Pods creation in TKGi cluster is failing with error:
Failed to create pod sandbox: rpc error: code = Unknown desc = failed to set up sandbox container "a4175113f32a5c4733ac87676f0bedc878a0333ac8c83b329af39c9ae8b91a50" network for pod "example-deployment-rijen-9c8fbb69c-tmrr5": networkPlugin cni failed to set up pod "example-deployment-rijen-9c8fbb69c-tmrr5_default" network: netplugin failed with no error message
In the /var/vcap/sys/log/ncp/ncp.stdout.log file, you see entries similar to:
No logical port found for node 4e17923a-ccb3-4fb3-b893-fbc841e472ca and Failed to get node vif or TN ID for node 4e17923a-ccb3-4fb3-b893-fbc841e472ca in cluster pks-2a19cbb1-fdcd-4d7c-a006-859c05ec5b90
When you run the below command, you see multiple worker nodes Hyperbus status shows Unhealthy:
bosh -d service-instance_<cluster_UUID> ssh worker -c "sudo /var/vcap/jobs/nsx-node-agent/bin/nsxcli -c get node-agent-hyperbus status" | grep -i unhealthy
When you check the logical ports for problematic nodes in the NSX-T Manager, you do not see bosh tag. (scope: bosh/id)
To resolve this issue, manually add the bosh ID tag on the worker node logical port.
Navigate to Logical Switch Ports tab on nsxmanager UI, and search for the vm CID of the problematic node.
Manually add the tag with the key as “bosh/id” and value collected from below steps.

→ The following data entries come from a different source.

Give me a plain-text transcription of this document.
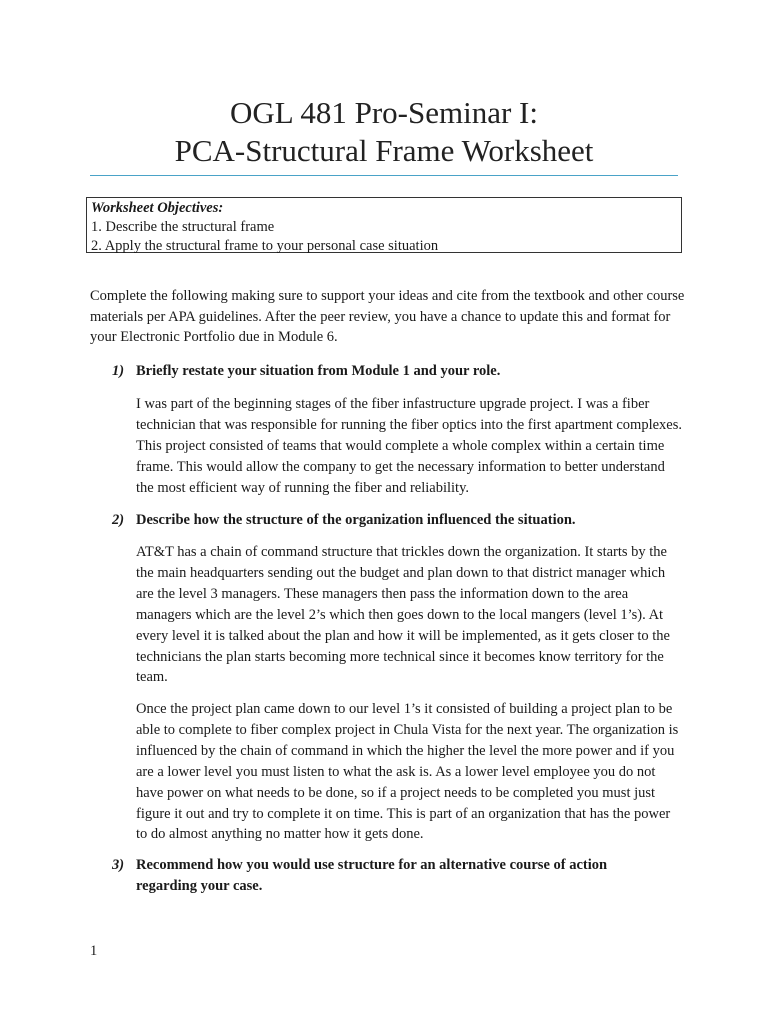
OGL 481 Pro-Seminar I:
PCA-Structural Frame Worksheet
Worksheet Objectives:
1. Describe the structural frame
2. Apply the structural frame to your personal case situation
Complete the following making sure to support your ideas and cite from the textbook and other course materials per APA guidelines. After the peer review, you have a chance to update this and format for your Electronic Portfolio due in Module 6.
1) Briefly restate your situation from Module 1 and your role.
I was part of the beginning stages of the fiber infastructure upgrade project. I was a fiber technician that was responsible for running the fiber optics into the first apartment complexes. This project consisted of teams that would complete a whole complex within a certain time frame. This would allow the company to get the necessary information to better understand the most efficient way of running the fiber and reliability.
2) Describe how the structure of the organization influenced the situation.
AT&T has a chain of command structure that trickles down the organization. It starts by the the main headquarters sending out the budget and plan down to that district manager which are the level 3 managers. These managers then pass the information down to the area managers which are the level 2’s which then goes down to the local mangers (level 1’s). At every level it is talked about the plan and how it will be implemented, as it gets closer to the technicians the plan starts becoming more technical since it becomes know territory for the team.
Once the project plan came down to our level 1’s it consisted of building a project plan to be able to complete to fiber complex project in Chula Vista for the next year. The organization is influenced by the chain of command in which the higher the level the more power and if you are a lower level you must listen to what the ask is. As a lower level employee you do not have power on what needs to be done, so if a project needs to be completed you must just figure it out and try to complete it on time. This is part of an organization that has the power to do almost anything no matter how it gets done.
3) Recommend how you would use structure for an alternative course of action
regarding your case.
1
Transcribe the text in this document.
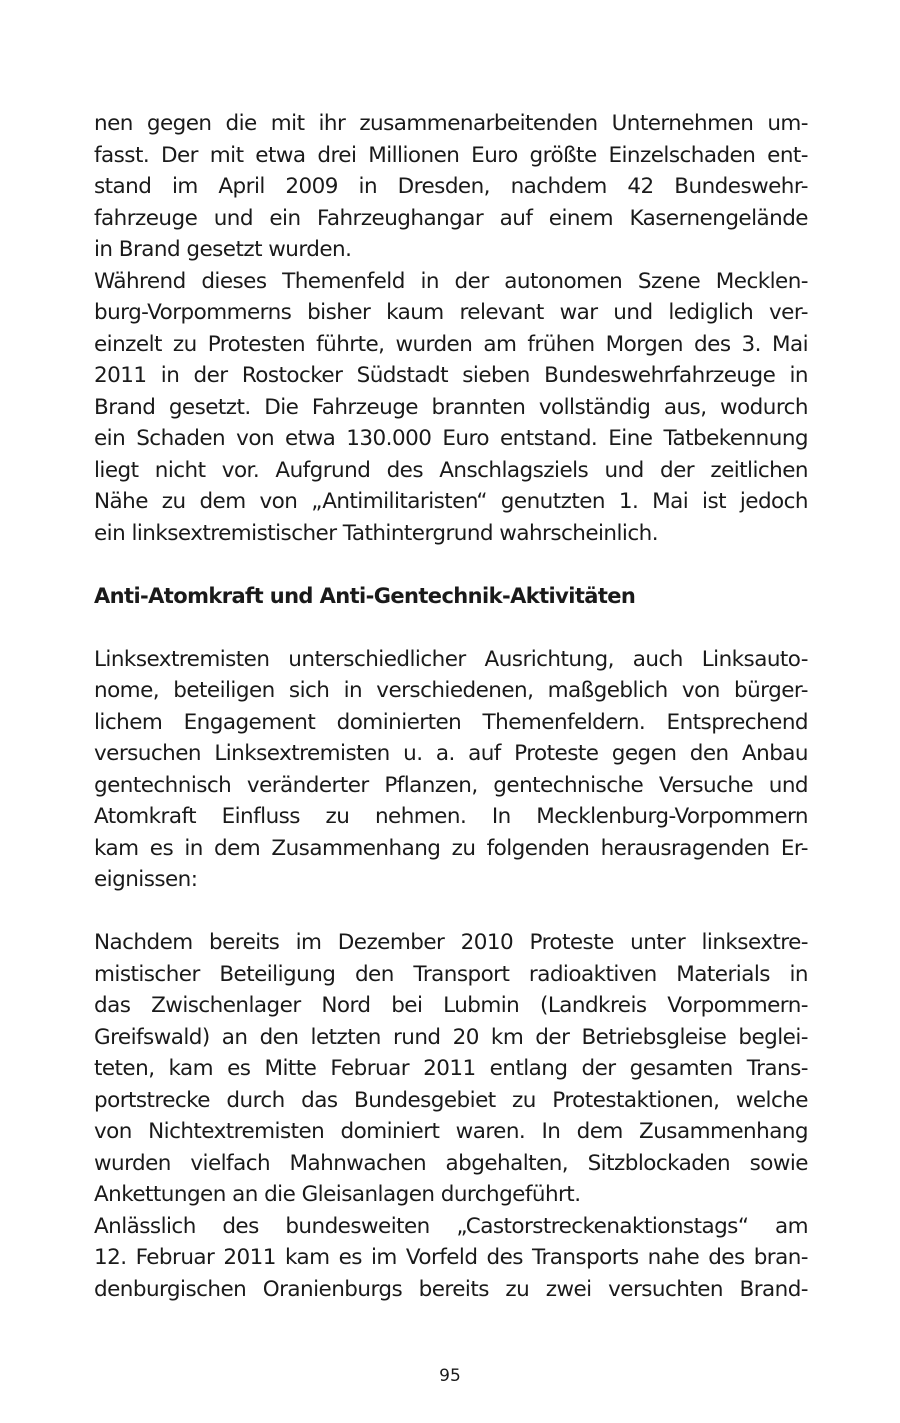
nen gegen die mit ihr zusammenarbeitenden Unternehmen um-
fasst. Der mit etwa drei Millionen Euro größte Einzelschaden ent-
stand im April 2009 in Dresden, nachdem 42 Bundeswehr-
fahrzeuge und ein Fahrzeughangar auf einem Kasernengelände
in Brand gesetzt wurden.
Während dieses Themenfeld in der autonomen Szene Mecklen-
burg-Vorpommerns bisher kaum relevant war und lediglich ver-
einzelt zu Protesten führte, wurden am frühen Morgen des 3. Mai
2011 in der Rostocker Südstadt sieben Bundeswehrfahrzeuge in
Brand gesetzt. Die Fahrzeuge brannten vollständig aus, wodurch
ein Schaden von etwa 130.000 Euro entstand. Eine Tatbekennung
liegt nicht vor. Aufgrund des Anschlagsziels und der zeitlichen
Nähe zu dem von „Antimilitaristen“ genutzten 1. Mai ist jedoch
ein linksextremistischer Tathintergrund wahrscheinlich.
Anti-Atomkraft und Anti-Gentechnik-Aktivitäten
Linksextremisten unterschiedlicher Ausrichtung, auch Linksauto-
nome, beteiligen sich in verschiedenen, maßgeblich von bürger-
lichem Engagement dominierten Themenfeldern. Entsprechend
versuchen Linksextremisten u. a. auf Proteste gegen den Anbau
gentechnisch veränderter Pflanzen, gentechnische Versuche und
Atomkraft Einfluss zu nehmen. In Mecklenburg-Vorpommern
kam es in dem Zusammenhang zu folgenden herausragenden Er-
eignissen:
Nachdem bereits im Dezember 2010 Proteste unter linksextre-
mistischer Beteiligung den Transport radioaktiven Materials in
das Zwischenlager Nord bei Lubmin (Landkreis Vorpommern-
Greifswald) an den letzten rund 20 km der Betriebsgleise beglei-
teten, kam es Mitte Februar 2011 entlang der gesamten Trans-
portstrecke durch das Bundesgebiet zu Protestaktionen, welche
von Nichtextremisten dominiert waren. In dem Zusammenhang
wurden vielfach Mahnwachen abgehalten, Sitzblockaden sowie
Ankettungen an die Gleisanlagen durchgeführt.
Anlässlich des bundesweiten „Castorstreckenaktionstags“ am
12. Februar 2011 kam es im Vorfeld des Transports nahe des bran-
denburgischen Oranienburgs bereits zu zwei versuchten Brand-
95
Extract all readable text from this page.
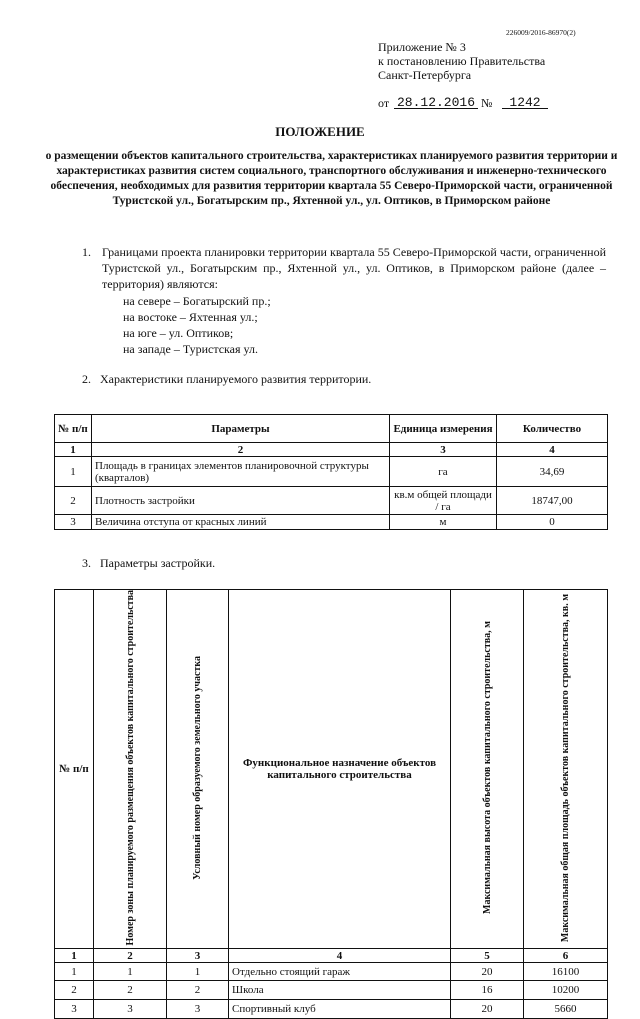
226009/2016-86970(2)
Приложение № 3
к постановлению Правительства
Санкт-Петербурга
от 28.12.2016 №	1242
ПОЛОЖЕНИЕ
о размещении объектов капитального строительства, характеристиках планируемого развития территории и характеристиках развития систем социального, транспортного обслуживания и инженерно-технического обеспечения, необходимых для развития территории квартала 55 Северо-Приморской части, ограниченной Туристской ул., Богатырским пр., Яхтенной ул., ул. Оптиков, в Приморском районе
1. Границами проекта планировки территории квартала 55 Северо-Приморской части, ограниченной Туристской ул., Богатырским пр., Яхтенной ул., ул. Оптиков, в Приморском районе (далее – территория) являются:
на севере – Богатырский пр.;
на востоке – Яхтенная ул.;
на юге – ул. Оптиков;
на западе – Туристская ул.
2.   Характеристики планируемого развития территории.
№ п/п	Параметры	Единица измерения	Количество
1	2	3	4
1	Площадь в границах элементов планировочной структуры (кварталов)	га	34,69
2	Плотность застройки	кв.м общей площади / га	18747,00
3	Величина отступа от красных линий	м	0
3.   Параметры застройки.
№ п/п	Номер зоны планируемого размещения объектов капитального строительства	Условный номер образуемого земельного участка	Функциональное назначение объектов капитального строительства	Максимальная высота объектов капитального строительства, м	Максимальная общая площадь объектов капитального строительства, кв. м
1	2	3	4	5	6
1	1	1	Отдельно стоящий гараж	20	16100
2	2	2	Школа	16	10200
3	3	3	Спортивный клуб	20	5660
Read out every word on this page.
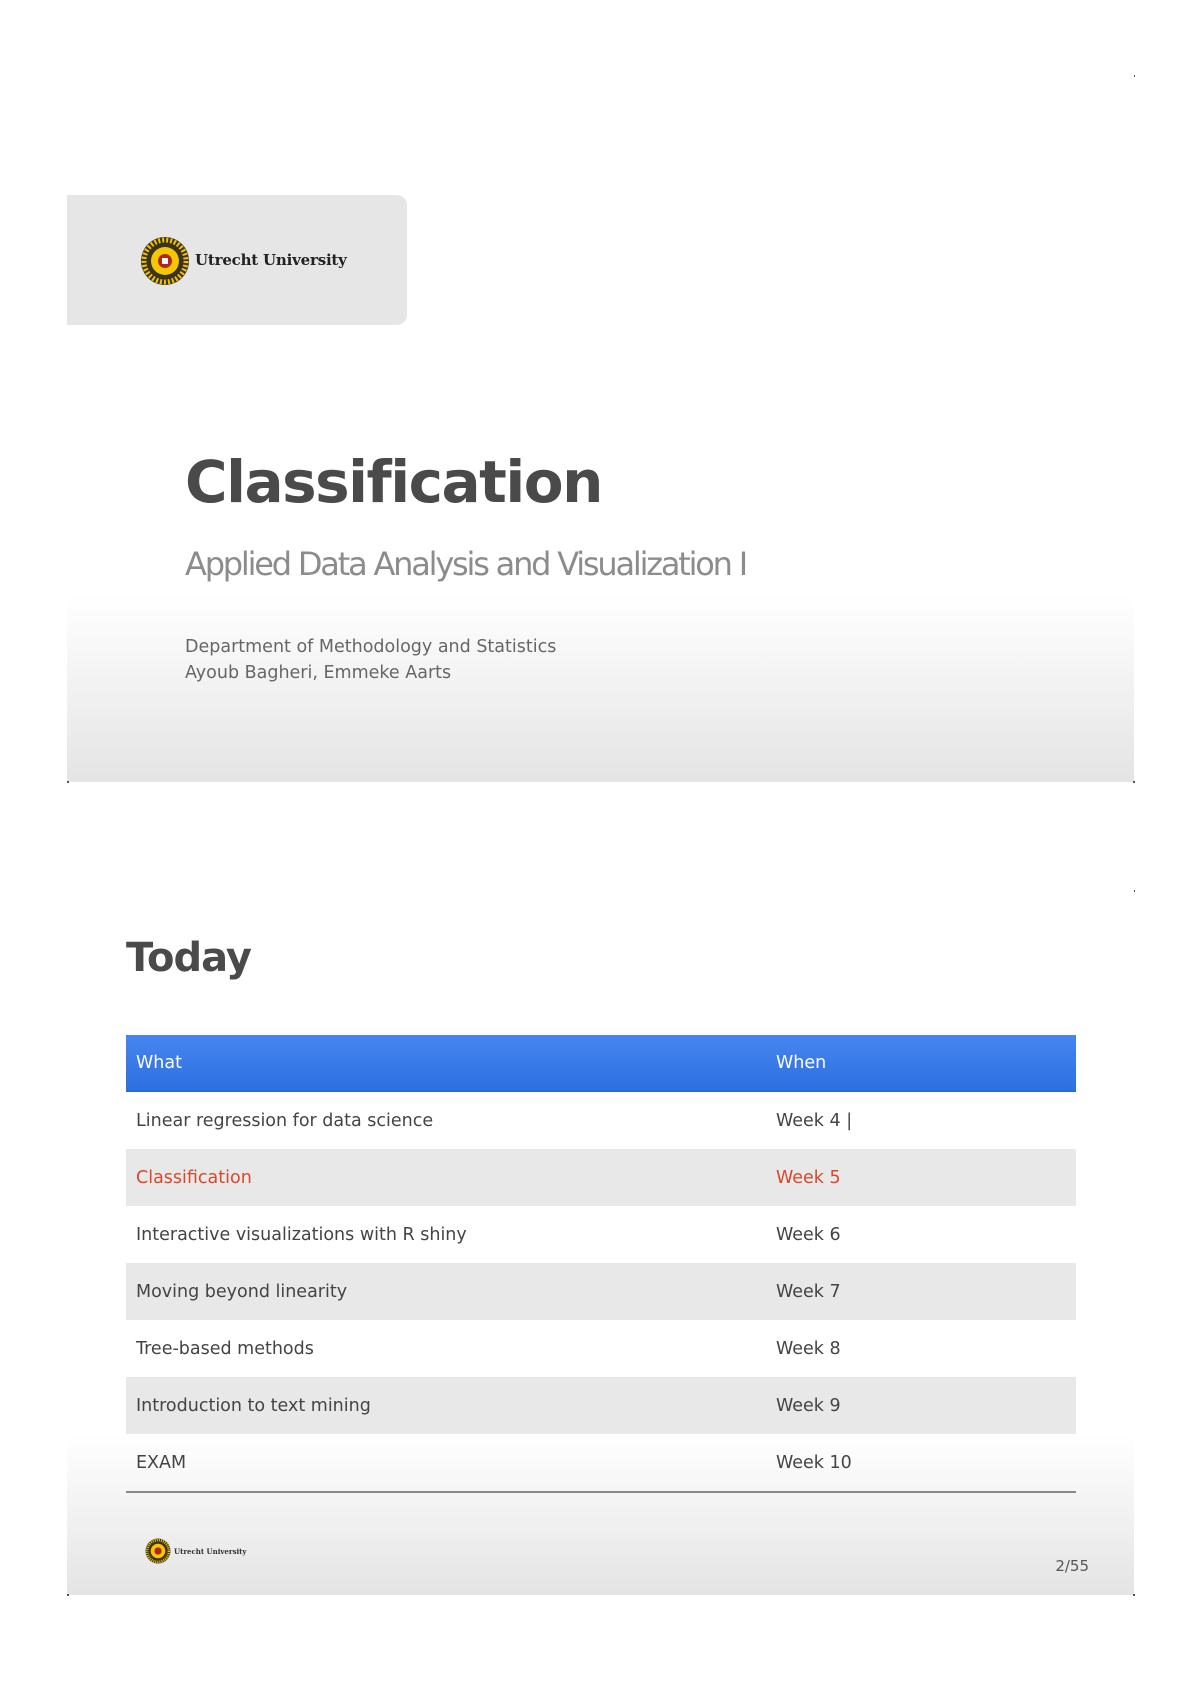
Utrecht University
Classification
Applied Data Analysis and Visualization I
Department of Methodology and Statistics
Ayoub Bagheri, Emmeke Aarts
Today
What	When
Linear regression for data science	Week 4 |
Classification	Week 5
Interactive visualizations with R shiny	Week 6
Moving beyond linearity	Week 7
Tree-based methods	Week 8
Introduction to text mining	Week 9
EXAM	Week 10
Utrecht University
2/55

use bosh vms to get the original bosh id, the UUID behind worker/ should be the bosh id
echo -n "${bosh_id}" | shasum -a 1 can get the sha value of bosh id, which is what we need for the tag value
Alternatively, you can try recreating the node which will create a new vm connected to new logical port with all the tags.